The easiest way to get a subset of a fastq file is to take the reads in the beginning of the file. Of course, this is not a random subset of the reads, but it can still be useful and it”s very easy to do.

Just open a linux terminal and use the “head” command to get the first N lines of a file. Make sure to use a number that is divisible by four, otherwise you”ll end up with an incomplete record for one of the reads.
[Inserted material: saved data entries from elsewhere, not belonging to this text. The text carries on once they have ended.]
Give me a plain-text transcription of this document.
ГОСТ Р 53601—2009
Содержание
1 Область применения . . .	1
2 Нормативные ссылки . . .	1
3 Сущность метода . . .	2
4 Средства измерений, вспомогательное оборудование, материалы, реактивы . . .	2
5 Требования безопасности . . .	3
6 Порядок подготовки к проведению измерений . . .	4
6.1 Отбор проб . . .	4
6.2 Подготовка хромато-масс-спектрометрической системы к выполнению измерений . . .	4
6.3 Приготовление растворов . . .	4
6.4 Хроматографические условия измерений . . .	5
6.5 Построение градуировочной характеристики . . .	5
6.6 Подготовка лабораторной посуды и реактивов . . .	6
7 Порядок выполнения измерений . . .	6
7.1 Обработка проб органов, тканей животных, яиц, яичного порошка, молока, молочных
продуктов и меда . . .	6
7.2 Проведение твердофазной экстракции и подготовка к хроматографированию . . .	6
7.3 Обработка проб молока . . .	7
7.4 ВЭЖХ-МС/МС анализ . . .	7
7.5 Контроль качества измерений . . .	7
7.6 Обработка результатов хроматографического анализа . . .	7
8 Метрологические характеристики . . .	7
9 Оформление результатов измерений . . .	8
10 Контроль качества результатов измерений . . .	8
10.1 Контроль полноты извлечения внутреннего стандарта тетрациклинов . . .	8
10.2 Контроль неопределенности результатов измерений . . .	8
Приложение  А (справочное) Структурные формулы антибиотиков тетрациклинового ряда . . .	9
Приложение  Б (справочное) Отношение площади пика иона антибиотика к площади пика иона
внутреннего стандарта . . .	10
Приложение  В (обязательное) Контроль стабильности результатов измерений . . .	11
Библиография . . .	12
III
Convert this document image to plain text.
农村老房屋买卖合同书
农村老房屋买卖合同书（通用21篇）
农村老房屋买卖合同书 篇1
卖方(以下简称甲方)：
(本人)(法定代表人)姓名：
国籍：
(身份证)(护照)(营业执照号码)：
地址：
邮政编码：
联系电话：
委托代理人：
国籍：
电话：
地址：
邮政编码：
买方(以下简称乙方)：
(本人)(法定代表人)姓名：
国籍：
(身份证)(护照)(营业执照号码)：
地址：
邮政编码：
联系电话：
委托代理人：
head -n 400 SRR515927.fastq > SRR515927_subset.fastq

Now, if you check the length of the new file (remember the word count [wc] command?), you can see that it contains 400 lines (i.e. 100 reads).

$ wc -l SRR515927_subset.fastq
400 SRR515927_subset.fastq

Remember, that this is often a bad representation of your dataset!

There are quite a few possible methods for getting a random subsample from fastq files. I will show you a few:

Subsampling using the HTSeq Python package (source SeqAnswers):

After installing HTSeq, you have to create a python script file containing the following lines:

import sys, random, itertools
import HTSeq

fraction = float( sys.argv[1] )
in1 = iter( HTSeq.FastqReader( sys.argv[2] ) )
in2 = iter( HTSeq.FastqReader( sys.argv[3] ) )
out1 = open( sys.argv[4], "w" )
out2 = open( sys.argv[5], "w" )

for read1, read2 in itertools.izip( in1, in2 ):
   if random.random() < fraction:
      read1.write_to_fastq_file( out1 )
      read2.write_to_fastq_file( out2 )


To get approximately 10% of the reads, you can use the following command:

python 0.1 SRR022913_1.fastq SRR022913_2.fastq  SRR022913_1_htseq.fastq SRR022913_2_htseq.fastq

Let”s check the length of the original and new files!

$wc -l *_htseq.fastq
  2479600 SRR022913_1_htseq.fastq
  2479600 SRR022913_2_htseq.fastq
$wc -l reads/SRR022913_1.fastq
24818636 reads/SRR022913_1.fastq

You can also use the R BioConductor ShortRead package (source):

f1 <- FastqSampler("SRR022913_1.fastq", n=1000)
f2 <- FastqSampler("SRR022913_2.fastq", n=1000)
set.seed(123L); p1 <- yield(f1)
set.seed(123L); p2 <- yield(f2)

Other solutions:

If you”re interested in other solutions, check out this SeqAnswer and this BioStar threads. You can also try the Seqtk toolkit, there”s also a Perl solution available here.